I suspect Deb would have handled this situation a lot better in real life.


I suspect Deb would have handled this situation a lot better in real life. This is the story as Deb tells it (albeit, with my title). Hot Pizza It had been a long day. It seemed like everybody in town was having a party to celebrate the beginning of spring break. The only thing that saved me from utter exhaustion was that most of the frat types were in Florida already, so I just had to deal with the ones who couldn't afford the trip. I'd been pedalling all over town, dropping off half a dozen with pepperoni here, ten with everything there, and seven mushroom and olive everywhere else (Ick. I hate mushrooms and olives). By the time I got to the last delivery before my shift ended, I was beat.

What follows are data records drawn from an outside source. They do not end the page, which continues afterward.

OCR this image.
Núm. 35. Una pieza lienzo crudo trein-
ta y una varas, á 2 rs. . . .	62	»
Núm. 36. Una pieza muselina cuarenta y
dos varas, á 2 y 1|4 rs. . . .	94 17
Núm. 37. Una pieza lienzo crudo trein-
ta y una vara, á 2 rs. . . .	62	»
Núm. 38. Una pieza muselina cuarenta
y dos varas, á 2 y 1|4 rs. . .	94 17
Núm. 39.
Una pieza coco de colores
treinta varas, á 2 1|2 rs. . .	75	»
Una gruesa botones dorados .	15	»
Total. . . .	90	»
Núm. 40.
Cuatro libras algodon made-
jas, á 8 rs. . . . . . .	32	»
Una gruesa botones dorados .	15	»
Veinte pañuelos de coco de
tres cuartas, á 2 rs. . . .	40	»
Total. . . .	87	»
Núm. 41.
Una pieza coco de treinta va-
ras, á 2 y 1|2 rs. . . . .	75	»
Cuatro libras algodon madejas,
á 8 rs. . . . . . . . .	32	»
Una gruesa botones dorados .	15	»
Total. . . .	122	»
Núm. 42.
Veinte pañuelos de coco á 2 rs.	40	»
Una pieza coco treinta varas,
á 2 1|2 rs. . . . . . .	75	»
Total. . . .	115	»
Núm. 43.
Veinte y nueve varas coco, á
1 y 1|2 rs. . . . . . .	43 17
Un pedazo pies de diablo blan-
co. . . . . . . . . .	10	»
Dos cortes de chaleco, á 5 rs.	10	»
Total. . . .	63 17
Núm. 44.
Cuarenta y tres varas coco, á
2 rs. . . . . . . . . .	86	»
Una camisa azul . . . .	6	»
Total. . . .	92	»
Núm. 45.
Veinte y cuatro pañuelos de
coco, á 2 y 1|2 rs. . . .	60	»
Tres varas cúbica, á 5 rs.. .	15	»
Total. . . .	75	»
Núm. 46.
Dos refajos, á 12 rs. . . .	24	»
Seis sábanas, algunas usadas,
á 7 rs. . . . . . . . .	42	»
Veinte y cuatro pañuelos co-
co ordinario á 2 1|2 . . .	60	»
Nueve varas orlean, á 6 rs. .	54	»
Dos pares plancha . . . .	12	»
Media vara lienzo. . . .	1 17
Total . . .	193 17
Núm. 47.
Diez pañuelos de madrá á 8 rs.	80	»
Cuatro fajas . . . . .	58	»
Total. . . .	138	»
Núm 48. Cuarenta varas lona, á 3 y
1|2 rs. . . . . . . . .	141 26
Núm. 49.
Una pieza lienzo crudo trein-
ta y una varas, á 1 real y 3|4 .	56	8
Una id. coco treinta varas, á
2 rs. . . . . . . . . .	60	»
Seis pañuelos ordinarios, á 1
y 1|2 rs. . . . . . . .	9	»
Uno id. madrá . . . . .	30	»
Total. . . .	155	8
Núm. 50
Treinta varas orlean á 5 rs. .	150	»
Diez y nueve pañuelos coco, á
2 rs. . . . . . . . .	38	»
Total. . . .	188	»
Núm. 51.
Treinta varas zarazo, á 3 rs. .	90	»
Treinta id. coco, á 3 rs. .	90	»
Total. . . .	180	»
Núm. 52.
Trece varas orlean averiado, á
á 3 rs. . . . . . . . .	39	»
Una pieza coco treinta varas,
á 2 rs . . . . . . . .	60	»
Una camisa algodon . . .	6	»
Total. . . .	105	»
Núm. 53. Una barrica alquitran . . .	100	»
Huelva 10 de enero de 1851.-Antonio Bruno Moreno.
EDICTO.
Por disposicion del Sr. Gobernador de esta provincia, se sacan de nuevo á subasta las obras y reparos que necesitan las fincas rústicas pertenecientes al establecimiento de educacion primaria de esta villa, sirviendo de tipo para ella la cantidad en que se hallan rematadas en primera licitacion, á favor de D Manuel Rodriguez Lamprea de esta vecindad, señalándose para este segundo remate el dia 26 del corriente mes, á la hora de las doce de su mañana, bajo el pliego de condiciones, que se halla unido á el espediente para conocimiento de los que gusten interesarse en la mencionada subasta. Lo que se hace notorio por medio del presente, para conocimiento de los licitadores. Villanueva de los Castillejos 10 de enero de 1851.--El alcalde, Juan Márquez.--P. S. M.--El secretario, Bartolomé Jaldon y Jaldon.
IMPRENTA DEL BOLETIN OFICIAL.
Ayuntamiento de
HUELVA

I was also freezing, since it was one of those god-awful spring days that make you think the seasons have gone back to winter to try again. When I saw it was clouding up, I was really pissed. Sure enough, halfway up the hill to Frat Row, the rain started. It didn't just drizzle, it poured buckets. If it was raining cats and dogs, they must have been lions and dire wolves. The pizzas were warm and dry in their insulated bag, but I was soaked and shivering by the time I got to the house that had ordered them. I must have been quite a sight with my nipples tight from the cold, clearly visible through the thin, white T-shirt that Crusty's Pizza insisted was a delivery uniform.